The Miami Herald: Clock Ticking For Governor To Sign Controversial Medicaid Legislation
A controversial measure that would shift $300 million in disputed Medicaid bills to counties has been received by Gov. Rick Scott’s office ... If Scott does neither by the March 29 deadline, it becomes law automatically. Counties are lobbying the governor to veto HB 5301, arguing that it will put an undue burden on local governments for Medicaid bills they don't believe they owe. Under the plan outlined in the legislation, the state would withhold revenue sharing dollars to cover both the backlog and future Medicaid payments (Mitchell, 3/14).

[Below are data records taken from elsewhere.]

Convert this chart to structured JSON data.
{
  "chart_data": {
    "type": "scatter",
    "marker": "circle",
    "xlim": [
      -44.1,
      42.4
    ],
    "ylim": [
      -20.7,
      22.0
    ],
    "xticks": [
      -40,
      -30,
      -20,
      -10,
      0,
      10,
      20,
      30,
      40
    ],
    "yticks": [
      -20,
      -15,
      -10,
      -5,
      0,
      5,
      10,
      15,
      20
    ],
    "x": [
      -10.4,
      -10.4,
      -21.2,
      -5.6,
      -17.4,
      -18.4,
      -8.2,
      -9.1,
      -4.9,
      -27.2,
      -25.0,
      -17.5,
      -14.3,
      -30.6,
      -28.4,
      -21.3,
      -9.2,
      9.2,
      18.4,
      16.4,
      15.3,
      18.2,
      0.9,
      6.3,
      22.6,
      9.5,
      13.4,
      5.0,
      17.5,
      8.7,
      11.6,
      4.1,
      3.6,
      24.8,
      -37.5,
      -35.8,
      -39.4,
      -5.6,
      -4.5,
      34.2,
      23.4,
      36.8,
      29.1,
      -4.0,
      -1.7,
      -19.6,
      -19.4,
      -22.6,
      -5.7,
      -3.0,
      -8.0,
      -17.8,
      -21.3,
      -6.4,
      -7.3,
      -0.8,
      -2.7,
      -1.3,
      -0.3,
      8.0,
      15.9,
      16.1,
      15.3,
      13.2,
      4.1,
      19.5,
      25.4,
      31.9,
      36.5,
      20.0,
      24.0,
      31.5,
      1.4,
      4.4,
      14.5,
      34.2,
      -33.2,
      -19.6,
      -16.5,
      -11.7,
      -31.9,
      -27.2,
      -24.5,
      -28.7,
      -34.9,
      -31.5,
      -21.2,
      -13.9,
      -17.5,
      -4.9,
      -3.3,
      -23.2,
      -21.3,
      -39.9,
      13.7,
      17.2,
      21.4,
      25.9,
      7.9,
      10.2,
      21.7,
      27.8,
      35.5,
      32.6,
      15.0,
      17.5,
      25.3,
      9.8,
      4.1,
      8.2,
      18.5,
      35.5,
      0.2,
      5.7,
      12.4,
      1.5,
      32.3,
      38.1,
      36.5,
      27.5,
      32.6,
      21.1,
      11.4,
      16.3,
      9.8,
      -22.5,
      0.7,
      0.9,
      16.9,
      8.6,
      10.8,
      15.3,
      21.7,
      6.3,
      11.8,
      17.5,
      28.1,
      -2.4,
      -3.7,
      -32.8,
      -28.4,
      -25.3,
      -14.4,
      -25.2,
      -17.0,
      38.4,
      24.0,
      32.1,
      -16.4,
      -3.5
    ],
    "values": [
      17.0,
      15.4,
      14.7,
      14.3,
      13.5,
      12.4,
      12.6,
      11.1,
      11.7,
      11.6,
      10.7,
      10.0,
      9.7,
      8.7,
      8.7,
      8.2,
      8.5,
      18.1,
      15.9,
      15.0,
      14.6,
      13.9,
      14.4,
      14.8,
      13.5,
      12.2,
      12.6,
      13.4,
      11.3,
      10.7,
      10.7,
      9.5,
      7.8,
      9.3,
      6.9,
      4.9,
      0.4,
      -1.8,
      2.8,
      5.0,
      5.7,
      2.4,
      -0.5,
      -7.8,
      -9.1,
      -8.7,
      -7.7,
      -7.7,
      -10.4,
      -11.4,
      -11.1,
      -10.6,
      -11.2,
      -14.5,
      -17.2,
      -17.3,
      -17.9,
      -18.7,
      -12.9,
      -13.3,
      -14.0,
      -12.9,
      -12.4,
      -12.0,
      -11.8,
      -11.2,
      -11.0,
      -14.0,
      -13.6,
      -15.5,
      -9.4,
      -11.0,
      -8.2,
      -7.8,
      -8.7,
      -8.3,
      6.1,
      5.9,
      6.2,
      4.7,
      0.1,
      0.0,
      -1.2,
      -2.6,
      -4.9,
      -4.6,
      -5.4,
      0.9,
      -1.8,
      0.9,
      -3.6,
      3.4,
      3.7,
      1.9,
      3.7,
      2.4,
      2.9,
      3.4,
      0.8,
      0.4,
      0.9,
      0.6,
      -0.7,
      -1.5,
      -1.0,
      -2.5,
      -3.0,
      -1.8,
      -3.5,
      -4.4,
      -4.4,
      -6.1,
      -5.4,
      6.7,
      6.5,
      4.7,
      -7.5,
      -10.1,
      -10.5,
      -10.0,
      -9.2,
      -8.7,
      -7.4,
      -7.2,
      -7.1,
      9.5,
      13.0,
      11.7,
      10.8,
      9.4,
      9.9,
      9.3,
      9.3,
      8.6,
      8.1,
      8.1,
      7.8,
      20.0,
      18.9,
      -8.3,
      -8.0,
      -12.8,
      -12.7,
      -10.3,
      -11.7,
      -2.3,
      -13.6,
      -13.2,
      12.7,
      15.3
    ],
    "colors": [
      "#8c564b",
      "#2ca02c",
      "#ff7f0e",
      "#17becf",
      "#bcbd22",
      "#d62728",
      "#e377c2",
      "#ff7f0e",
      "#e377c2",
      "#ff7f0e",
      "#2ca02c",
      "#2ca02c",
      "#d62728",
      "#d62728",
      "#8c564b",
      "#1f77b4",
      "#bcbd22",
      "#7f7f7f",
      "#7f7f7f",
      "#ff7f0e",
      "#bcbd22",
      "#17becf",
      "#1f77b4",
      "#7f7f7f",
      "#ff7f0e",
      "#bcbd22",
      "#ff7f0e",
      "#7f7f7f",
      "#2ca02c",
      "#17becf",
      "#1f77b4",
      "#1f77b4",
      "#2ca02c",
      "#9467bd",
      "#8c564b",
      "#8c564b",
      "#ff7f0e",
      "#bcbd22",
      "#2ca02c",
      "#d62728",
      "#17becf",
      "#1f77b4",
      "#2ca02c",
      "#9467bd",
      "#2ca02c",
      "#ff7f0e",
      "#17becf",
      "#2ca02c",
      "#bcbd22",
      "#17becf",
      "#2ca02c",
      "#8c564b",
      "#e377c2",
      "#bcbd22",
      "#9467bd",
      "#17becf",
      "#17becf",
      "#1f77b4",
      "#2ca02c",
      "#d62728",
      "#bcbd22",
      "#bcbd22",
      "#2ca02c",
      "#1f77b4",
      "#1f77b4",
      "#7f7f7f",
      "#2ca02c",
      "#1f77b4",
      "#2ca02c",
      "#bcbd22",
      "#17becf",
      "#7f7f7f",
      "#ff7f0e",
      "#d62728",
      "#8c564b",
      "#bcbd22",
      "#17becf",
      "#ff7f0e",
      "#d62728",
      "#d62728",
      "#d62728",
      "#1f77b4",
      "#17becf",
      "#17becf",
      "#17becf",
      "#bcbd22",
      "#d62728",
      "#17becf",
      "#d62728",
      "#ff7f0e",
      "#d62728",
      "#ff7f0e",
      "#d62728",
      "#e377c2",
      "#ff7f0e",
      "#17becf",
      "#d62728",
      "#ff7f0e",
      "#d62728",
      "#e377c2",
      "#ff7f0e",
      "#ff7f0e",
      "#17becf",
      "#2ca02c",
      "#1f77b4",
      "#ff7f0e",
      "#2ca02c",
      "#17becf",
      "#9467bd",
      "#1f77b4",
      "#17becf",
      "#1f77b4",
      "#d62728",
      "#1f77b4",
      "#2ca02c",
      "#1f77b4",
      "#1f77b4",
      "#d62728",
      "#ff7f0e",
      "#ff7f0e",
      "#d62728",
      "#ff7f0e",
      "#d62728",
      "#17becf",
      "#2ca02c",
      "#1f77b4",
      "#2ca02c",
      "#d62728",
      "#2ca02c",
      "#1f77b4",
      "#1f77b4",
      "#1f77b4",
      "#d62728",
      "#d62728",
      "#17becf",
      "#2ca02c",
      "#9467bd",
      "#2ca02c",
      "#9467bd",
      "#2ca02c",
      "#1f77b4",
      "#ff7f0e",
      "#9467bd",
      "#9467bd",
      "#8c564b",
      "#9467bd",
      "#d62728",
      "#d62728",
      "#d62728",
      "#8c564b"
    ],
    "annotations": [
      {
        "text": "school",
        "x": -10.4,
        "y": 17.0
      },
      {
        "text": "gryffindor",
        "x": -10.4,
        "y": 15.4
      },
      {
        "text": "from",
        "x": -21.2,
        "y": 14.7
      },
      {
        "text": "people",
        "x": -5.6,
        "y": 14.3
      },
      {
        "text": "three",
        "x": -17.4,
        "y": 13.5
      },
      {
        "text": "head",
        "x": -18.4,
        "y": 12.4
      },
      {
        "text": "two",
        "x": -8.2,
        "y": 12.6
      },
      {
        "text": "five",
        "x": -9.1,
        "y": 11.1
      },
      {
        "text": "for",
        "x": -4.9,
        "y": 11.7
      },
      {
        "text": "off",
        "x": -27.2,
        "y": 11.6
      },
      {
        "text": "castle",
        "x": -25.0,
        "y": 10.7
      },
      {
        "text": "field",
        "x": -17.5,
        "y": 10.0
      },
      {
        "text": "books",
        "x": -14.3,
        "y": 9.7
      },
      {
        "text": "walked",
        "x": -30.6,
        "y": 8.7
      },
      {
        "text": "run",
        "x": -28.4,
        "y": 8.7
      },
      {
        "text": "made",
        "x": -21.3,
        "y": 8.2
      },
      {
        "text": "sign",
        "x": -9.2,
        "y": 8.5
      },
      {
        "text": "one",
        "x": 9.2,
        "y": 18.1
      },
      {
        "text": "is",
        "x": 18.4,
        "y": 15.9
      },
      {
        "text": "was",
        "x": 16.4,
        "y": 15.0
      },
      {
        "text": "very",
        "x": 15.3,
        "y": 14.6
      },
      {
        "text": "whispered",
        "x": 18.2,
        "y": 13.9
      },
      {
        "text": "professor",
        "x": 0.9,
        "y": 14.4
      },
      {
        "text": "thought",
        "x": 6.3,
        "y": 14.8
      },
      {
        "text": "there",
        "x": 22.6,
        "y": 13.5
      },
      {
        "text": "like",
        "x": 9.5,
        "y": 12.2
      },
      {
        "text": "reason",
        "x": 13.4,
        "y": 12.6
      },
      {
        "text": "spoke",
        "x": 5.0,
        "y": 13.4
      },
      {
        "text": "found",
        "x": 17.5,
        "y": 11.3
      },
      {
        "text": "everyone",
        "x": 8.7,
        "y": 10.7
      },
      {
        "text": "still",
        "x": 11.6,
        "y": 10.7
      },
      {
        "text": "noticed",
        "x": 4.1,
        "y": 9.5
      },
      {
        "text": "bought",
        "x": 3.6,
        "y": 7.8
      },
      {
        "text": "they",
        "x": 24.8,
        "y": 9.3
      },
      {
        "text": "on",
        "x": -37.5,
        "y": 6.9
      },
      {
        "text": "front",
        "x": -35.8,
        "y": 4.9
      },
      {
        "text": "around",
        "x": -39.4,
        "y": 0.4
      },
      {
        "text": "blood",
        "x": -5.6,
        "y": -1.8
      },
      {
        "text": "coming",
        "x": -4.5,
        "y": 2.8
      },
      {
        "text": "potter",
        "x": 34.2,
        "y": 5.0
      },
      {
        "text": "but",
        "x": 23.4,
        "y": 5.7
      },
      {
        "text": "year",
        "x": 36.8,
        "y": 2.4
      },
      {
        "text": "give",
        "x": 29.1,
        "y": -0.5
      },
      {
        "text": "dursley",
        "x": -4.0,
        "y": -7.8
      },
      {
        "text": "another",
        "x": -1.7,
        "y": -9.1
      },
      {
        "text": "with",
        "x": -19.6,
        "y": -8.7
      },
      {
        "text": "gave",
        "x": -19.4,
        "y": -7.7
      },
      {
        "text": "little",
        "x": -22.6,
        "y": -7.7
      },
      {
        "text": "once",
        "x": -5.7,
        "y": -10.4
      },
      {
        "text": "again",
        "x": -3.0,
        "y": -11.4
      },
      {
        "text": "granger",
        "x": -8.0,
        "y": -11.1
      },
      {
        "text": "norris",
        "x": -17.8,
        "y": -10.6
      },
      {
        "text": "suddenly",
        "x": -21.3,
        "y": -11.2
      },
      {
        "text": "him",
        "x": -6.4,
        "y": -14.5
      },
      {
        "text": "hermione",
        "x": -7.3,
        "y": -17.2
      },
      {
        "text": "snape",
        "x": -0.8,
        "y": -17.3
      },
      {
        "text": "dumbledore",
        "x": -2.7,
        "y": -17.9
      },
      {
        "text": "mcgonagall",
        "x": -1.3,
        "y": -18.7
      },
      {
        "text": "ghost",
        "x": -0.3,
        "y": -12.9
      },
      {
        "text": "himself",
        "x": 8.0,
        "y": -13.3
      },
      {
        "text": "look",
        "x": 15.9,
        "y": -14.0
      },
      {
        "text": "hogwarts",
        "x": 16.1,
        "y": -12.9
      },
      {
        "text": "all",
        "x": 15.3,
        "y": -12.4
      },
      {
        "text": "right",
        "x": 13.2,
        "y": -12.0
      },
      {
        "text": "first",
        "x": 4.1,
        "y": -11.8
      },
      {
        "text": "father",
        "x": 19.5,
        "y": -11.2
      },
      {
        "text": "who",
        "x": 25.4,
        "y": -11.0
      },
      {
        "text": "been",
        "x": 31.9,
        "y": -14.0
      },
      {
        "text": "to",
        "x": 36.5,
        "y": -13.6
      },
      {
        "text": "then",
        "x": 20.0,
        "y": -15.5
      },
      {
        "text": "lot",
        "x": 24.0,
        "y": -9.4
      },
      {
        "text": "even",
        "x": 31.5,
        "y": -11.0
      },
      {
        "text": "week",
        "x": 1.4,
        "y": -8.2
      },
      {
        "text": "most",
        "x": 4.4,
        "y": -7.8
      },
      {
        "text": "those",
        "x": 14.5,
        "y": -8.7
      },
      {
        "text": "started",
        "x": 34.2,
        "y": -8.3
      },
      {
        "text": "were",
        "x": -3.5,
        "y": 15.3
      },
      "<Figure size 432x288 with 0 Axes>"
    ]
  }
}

Milwaukee Journal Sentinel: Lawmakers Approve Medicaid Cuts
An estimated 22,800 people would leave or be turned away from the state's health programs for the poor, under a cost-cutting proposal revised by a legislative committee Wednesday. The Joint Finance Committee approved the revised Medicaid cuts on a 12-4 vote, with all Republicans voting in favor and all Democrats voting against (Stein, 3/14).
Also in Wisconsin --
The Associated Press/(St. Paul) Pioneer Press: Budget Committee OKs Plan To Raise Medicaid Premiums
A plan to raise premiums for some of the poorest people enrolled in Wisconsin's Medicaid programs passed a Legislature budget committee Wednesday, but officials say it won't affect enrolled children, pregnant women, disabled people or the elderly. The Joint Committee on Finance voted along party lines to approve the plan proposed by the state Department of Health Services, which wants to lower the income level at which families must pay a premium. That would affect about 44,000 participants who previously didn't have to pay (3/14).
In other Medicaid-related news --
Stateline: Do 'Medical Home' Programs Save Money?

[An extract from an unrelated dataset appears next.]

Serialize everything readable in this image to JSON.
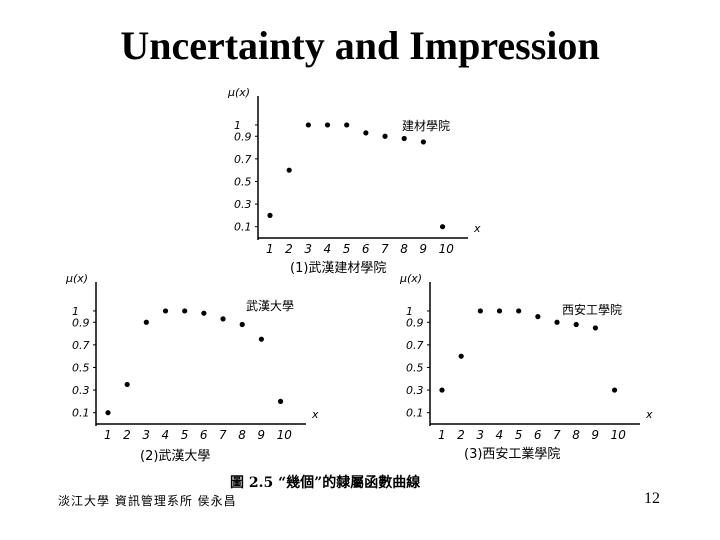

The aim of the "medical home" concept is simple -- improve primary care so fewer people need to go to the hospital. ... But what about the short run? Can medical homes cut Medicaid costs? There, experts differ. A new study published in The American Journal of Managed Care reports that only one of hundreds of peer-reviewed studies of patient-centered medical homes definitively showed real cost savings -- and it did not involve a Medicaid program. This contradicts claims by medical home supporters that significant cost reduction have been achieved in the first few years of adopting the approach (Vestal, 3/15).